Esta pieza magistral de la literatura y que inicia la gesta del realismo mágico encarnado en ‘Cien años de soledad’ del Nobel colombiano Gabriel García Márquez, se terminó de imprimir el 30 de mayo de 1967 y se publicó el 5 de junio de ese mismo año, hace 5 décadas.

Cuando aquel catequeño de mirada penetrante, maneras suaves y acento tropical escuchó su obra literaria leída al otro lado del mar por cientos de miles de habitantes de la Tierra, y su rostro aparecer hasta en el último rincón del mundo, comprendió que la vida le estaba obsequiando un regalo imposible, el destino de la inmortalidad. Pensó entonces en su niñez incierta en un lejano y polvoriento paraje de la Costa Caribe Colombiana, rodeado de fantasmas vivientes que se asomaban por estrechas ventanas de viejas casas de estructuras frágiles y quebradizas como en la novela de Rulfo. Pensó en su llegada a Bogotá una ciudad fría, plomiza, gris que le arrancó más de una lágrima, tan ajena a su trópico. Recordó sus primeras lecturas, Conrad, Kafka, el viejo Faulkner, Hemingway, el gran poeta Rubén Darío. Recordó el estropicio del 9 de abril de 1948 en Bogotá, una ciudad destruida y las turbas enfurecidas por el asesinato de su líder Jorge Eliecer Gaitán.

Sintió nuevamente el escalofrío de la incertidumbre y la mordacidad de la pobreza cuando tuvo que empeñar el secador de su amada Mercedes para enviar en dos partes los manuscritos originales de ‘Cien años de Soledad’. Recordó entonces la belleza inverosímil de Remedios, la sucesión interminable de los descendientes de los Aurelianos y los José Arcadios, las piedras de los ríos de sus años de infancia que se asomaban como huevos prehistóricos, la fortaleza bíblica de Ursula Iguarán que como un hecho premonitorio imposible también falleció como su creador un jueves santo, y vio un inmenso jardín adornado de almendros y visitado por miles de mariposas amarillas. Recordó igualmente el día memorable en que su padre lo llevó a conocer el hielo.

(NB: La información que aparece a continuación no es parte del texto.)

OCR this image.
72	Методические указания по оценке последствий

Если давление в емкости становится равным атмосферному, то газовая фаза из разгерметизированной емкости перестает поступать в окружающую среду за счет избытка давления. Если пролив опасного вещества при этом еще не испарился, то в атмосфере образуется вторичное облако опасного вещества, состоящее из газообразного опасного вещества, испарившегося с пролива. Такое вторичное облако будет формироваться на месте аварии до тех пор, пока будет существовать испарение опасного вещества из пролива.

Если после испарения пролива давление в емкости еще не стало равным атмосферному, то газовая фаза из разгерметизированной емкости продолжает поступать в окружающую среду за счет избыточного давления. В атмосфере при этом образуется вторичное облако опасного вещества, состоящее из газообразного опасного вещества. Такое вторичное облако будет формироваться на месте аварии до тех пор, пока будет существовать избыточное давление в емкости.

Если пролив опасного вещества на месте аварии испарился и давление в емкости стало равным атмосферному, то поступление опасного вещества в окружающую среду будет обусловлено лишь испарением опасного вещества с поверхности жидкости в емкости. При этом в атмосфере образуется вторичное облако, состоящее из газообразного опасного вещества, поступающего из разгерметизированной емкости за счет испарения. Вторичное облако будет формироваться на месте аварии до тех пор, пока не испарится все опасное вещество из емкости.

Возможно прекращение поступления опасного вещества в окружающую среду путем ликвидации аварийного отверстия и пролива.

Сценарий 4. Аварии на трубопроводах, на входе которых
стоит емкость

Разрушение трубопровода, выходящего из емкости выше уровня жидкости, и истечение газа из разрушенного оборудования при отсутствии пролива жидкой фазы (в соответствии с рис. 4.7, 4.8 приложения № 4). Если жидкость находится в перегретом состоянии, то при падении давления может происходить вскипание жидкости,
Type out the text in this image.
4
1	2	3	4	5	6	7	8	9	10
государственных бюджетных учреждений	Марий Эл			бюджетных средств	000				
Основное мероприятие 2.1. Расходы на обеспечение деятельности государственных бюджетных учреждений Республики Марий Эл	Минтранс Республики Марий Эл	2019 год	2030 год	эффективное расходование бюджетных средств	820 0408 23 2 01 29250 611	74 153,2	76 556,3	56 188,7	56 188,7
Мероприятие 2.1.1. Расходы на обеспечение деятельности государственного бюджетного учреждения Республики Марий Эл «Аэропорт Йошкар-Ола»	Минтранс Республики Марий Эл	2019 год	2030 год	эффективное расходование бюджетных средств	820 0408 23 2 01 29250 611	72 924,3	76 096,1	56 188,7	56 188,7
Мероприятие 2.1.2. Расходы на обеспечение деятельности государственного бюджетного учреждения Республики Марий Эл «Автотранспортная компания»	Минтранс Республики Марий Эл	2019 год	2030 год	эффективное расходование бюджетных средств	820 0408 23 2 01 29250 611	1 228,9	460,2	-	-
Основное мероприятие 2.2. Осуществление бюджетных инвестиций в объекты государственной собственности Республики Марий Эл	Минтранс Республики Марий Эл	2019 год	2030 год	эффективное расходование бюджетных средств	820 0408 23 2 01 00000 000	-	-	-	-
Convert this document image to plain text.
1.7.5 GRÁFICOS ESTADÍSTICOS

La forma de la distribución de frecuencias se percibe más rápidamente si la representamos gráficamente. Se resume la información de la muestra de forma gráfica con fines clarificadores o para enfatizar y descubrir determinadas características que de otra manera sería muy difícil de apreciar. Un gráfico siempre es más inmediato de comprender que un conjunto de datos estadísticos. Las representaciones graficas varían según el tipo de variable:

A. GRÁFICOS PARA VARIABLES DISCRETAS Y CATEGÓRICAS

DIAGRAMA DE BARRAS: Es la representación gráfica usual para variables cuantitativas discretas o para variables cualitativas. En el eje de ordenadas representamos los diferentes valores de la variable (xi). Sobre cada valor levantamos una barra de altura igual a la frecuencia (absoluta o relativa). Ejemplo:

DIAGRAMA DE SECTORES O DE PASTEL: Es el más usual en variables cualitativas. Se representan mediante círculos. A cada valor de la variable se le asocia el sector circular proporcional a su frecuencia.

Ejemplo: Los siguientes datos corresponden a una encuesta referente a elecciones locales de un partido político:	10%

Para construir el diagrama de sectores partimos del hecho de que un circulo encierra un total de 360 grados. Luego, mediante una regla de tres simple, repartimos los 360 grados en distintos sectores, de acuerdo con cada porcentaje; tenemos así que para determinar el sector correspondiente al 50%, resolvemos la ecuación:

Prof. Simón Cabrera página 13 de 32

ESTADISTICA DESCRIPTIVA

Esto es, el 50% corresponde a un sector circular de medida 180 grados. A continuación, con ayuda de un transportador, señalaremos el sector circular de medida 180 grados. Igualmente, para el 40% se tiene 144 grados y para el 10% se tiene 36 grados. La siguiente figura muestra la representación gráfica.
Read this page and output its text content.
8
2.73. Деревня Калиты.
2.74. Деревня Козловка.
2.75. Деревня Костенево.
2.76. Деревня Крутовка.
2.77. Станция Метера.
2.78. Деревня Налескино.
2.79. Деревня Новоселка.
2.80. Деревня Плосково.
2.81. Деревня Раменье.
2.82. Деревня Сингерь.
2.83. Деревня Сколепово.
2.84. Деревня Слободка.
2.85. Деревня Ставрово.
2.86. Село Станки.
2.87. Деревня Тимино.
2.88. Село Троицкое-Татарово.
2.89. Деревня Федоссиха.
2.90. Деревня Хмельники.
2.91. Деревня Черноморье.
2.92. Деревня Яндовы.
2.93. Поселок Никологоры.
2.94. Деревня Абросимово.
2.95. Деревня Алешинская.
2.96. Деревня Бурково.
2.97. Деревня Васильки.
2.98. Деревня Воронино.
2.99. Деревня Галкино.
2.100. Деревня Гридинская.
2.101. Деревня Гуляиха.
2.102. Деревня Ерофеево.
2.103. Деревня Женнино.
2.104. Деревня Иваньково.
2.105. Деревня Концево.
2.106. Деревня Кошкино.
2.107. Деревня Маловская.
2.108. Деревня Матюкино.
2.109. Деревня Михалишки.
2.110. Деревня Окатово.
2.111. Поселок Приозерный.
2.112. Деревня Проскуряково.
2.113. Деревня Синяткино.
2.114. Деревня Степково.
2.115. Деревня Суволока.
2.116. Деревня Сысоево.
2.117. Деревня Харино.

Se vio a sí mismo en Estocolmo en la primavera de 1982, con un traje blanco rodeado de sus más cercanos amigos, ovacionado por la crítica mundial escuchando el himno nacional de Colombia y recibiendo el Premio Nobel de Literatura.

Entonces pensó: “La vida no es la que uno vivió, sino la que uno recuerda y cómo la recuerda para contarla”, y se dijo así mismo: “30 de mayo de 1967-30 de mayo de 2017, cincuenta años ya, que vaina como pasa el tiempo”.